La jeune femme pourrait tenter une nouvelle procédure pour faire rectifier son dossier, notamment en sollicitant l’annulation des amendes restantes. Une audience devant le tribunal pourrait être envisagée pour contester la validité des contraventions. Cependant, le délai de traitement des plaintes pour usurpation d’identité reste un frein majeur. D’ici quelques semaines, un recours gracieux auprès du parquet de Bobigny pourrait être déposé, afin d’accélérer la résolution de ce dossier.

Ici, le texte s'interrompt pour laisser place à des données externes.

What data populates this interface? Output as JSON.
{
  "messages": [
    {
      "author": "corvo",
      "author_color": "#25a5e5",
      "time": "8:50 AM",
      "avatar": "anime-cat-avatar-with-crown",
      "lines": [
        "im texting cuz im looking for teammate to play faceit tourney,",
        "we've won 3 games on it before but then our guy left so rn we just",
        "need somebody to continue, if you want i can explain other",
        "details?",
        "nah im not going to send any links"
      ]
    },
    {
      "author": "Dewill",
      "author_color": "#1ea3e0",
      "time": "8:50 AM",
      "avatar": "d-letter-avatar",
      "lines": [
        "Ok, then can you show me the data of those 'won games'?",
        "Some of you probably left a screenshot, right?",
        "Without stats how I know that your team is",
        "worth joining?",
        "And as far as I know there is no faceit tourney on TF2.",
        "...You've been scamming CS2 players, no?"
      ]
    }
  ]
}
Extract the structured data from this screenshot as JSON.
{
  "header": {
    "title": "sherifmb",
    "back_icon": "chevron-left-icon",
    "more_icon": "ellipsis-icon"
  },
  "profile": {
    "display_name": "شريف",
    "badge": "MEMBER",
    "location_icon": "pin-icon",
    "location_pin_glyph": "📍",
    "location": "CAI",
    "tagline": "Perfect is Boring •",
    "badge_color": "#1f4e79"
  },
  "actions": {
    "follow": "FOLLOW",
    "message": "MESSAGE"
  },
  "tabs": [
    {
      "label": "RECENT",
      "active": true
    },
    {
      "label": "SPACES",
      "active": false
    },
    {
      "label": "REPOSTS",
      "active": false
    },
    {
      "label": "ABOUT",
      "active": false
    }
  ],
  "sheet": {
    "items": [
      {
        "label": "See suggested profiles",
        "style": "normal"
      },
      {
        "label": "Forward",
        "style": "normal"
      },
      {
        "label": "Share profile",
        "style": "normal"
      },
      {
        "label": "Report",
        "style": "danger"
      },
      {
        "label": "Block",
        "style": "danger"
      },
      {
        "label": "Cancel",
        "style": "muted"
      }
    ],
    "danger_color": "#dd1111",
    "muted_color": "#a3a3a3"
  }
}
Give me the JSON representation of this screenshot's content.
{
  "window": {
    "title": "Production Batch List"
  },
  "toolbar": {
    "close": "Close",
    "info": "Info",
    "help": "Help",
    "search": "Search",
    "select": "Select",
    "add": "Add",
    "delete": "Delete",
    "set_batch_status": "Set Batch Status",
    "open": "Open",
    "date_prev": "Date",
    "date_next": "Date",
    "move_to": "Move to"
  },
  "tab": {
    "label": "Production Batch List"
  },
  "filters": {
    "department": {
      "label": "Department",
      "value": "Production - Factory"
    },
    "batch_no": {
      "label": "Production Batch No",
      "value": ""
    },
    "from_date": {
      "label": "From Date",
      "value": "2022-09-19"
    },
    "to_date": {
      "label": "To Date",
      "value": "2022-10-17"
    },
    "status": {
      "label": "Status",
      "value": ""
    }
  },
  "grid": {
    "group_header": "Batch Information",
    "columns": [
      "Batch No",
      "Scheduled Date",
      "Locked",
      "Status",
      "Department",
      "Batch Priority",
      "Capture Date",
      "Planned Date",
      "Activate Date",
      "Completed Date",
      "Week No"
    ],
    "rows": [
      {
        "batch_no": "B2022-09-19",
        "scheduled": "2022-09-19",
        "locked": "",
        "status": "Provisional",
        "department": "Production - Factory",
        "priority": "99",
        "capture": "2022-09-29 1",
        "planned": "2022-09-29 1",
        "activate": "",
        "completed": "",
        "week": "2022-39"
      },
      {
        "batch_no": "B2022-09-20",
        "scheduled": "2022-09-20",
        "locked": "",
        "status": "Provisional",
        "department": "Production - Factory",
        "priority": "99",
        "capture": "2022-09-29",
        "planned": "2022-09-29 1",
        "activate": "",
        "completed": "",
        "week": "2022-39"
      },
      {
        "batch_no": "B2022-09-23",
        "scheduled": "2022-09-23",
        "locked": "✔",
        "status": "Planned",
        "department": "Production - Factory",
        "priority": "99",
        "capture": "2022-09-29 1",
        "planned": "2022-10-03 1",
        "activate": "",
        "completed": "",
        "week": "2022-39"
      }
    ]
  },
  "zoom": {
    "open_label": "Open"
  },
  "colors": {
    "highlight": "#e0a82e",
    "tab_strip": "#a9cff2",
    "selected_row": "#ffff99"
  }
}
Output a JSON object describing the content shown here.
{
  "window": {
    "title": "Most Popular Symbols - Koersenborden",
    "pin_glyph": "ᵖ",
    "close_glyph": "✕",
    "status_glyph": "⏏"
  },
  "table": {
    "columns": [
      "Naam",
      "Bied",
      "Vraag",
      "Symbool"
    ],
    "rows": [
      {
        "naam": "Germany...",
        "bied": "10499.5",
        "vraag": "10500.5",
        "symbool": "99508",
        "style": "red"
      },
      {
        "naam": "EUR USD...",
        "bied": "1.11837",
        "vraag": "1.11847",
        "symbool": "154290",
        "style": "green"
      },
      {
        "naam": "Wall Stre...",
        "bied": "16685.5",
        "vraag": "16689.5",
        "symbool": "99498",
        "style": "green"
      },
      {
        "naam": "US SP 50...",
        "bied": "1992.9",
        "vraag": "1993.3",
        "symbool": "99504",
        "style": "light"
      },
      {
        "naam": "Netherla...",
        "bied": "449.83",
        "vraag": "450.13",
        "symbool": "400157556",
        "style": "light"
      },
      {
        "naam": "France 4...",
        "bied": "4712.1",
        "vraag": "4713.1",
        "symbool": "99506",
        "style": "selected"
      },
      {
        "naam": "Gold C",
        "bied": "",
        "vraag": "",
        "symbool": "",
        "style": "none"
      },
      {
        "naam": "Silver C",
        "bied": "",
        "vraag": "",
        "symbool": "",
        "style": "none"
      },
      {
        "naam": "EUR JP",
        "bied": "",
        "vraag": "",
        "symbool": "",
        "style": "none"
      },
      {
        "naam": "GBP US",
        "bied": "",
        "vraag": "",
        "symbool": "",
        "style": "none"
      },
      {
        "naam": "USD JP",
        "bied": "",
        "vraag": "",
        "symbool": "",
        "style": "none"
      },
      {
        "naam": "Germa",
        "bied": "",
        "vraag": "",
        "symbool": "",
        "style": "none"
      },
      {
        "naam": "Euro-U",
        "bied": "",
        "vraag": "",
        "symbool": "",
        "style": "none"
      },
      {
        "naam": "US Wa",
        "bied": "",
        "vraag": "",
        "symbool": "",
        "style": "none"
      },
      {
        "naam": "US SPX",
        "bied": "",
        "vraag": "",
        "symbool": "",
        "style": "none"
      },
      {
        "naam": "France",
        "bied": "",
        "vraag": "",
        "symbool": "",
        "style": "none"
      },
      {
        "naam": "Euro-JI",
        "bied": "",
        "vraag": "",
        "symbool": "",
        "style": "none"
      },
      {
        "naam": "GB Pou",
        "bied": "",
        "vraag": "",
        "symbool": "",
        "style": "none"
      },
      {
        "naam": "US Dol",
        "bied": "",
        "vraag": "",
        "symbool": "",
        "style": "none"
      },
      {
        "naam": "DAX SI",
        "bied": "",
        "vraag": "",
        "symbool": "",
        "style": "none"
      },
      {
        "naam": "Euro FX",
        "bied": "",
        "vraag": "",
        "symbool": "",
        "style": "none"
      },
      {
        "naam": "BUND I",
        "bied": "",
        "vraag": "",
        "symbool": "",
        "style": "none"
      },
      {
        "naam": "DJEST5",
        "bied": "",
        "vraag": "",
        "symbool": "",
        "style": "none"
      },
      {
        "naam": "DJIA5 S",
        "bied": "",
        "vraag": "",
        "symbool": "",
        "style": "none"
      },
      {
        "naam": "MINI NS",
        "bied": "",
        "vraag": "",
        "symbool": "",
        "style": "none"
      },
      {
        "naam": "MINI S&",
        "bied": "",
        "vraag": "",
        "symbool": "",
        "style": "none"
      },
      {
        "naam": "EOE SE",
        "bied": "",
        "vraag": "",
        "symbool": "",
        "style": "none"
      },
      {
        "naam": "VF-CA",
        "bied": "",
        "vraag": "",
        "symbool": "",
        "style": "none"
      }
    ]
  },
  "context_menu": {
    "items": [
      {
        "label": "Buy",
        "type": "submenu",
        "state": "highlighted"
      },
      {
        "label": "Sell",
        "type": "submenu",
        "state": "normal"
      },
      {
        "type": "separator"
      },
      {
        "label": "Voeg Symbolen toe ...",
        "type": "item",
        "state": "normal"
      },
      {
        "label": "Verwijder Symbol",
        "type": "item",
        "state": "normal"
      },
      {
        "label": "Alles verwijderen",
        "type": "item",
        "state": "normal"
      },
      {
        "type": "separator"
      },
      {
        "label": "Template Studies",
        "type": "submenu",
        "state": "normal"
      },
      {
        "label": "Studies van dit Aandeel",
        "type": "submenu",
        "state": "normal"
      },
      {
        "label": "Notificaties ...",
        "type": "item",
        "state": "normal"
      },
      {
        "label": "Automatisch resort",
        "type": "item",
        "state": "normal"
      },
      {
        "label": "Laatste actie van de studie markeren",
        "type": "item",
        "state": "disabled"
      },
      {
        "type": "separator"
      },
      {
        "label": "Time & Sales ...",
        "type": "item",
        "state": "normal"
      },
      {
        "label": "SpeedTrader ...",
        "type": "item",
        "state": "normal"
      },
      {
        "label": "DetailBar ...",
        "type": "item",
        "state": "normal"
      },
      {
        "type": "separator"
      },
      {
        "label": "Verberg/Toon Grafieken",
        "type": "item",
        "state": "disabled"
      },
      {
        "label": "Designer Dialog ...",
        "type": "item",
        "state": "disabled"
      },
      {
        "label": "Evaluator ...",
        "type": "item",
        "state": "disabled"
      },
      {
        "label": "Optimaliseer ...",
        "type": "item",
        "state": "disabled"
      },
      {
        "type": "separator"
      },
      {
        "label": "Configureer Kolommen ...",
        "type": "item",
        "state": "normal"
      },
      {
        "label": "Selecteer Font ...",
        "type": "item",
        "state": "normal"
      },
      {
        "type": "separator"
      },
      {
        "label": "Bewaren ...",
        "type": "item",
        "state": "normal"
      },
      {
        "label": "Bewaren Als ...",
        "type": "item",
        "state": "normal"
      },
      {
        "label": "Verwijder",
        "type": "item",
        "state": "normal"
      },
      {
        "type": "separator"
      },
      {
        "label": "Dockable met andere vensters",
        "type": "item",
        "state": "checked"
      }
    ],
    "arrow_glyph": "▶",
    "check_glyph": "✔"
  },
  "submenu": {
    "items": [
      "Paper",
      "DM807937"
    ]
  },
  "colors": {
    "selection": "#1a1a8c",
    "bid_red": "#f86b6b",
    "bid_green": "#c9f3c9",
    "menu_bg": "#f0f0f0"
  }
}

Cette affaire soulève également des questions sur la responsabilité des services publics dans la gestion des véhicules saisis. Les prochaines semaines pourraient voir émerger des mesures correctives, notamment pour éviter que d’autres automobilistes ne se retrouvent dans une situation similaire.

La première étape consiste à fournir la preuve que le véhicule était saisi au moment des infractions, généralement via un certificat de saisie émis par les autorités. Il faut ensuite envoyer une réclamation au service émetteur de l’amende, en joignant les documents justificatifs. Si la contestation n’aboutit pas, un recours devant le tribunal de police peut être envisagé.

Il est impératif de se rendre en préfecture ou en sous-préfecture avec le certificat de saisie pour faire rectifier le registre des immatriculations. Un courrier recommandé peut également être envoyé à la préfecture pour demander une mise à jour administrative. Cette démarche est essentielle pour éviter de nouvelles amendes injustifiées.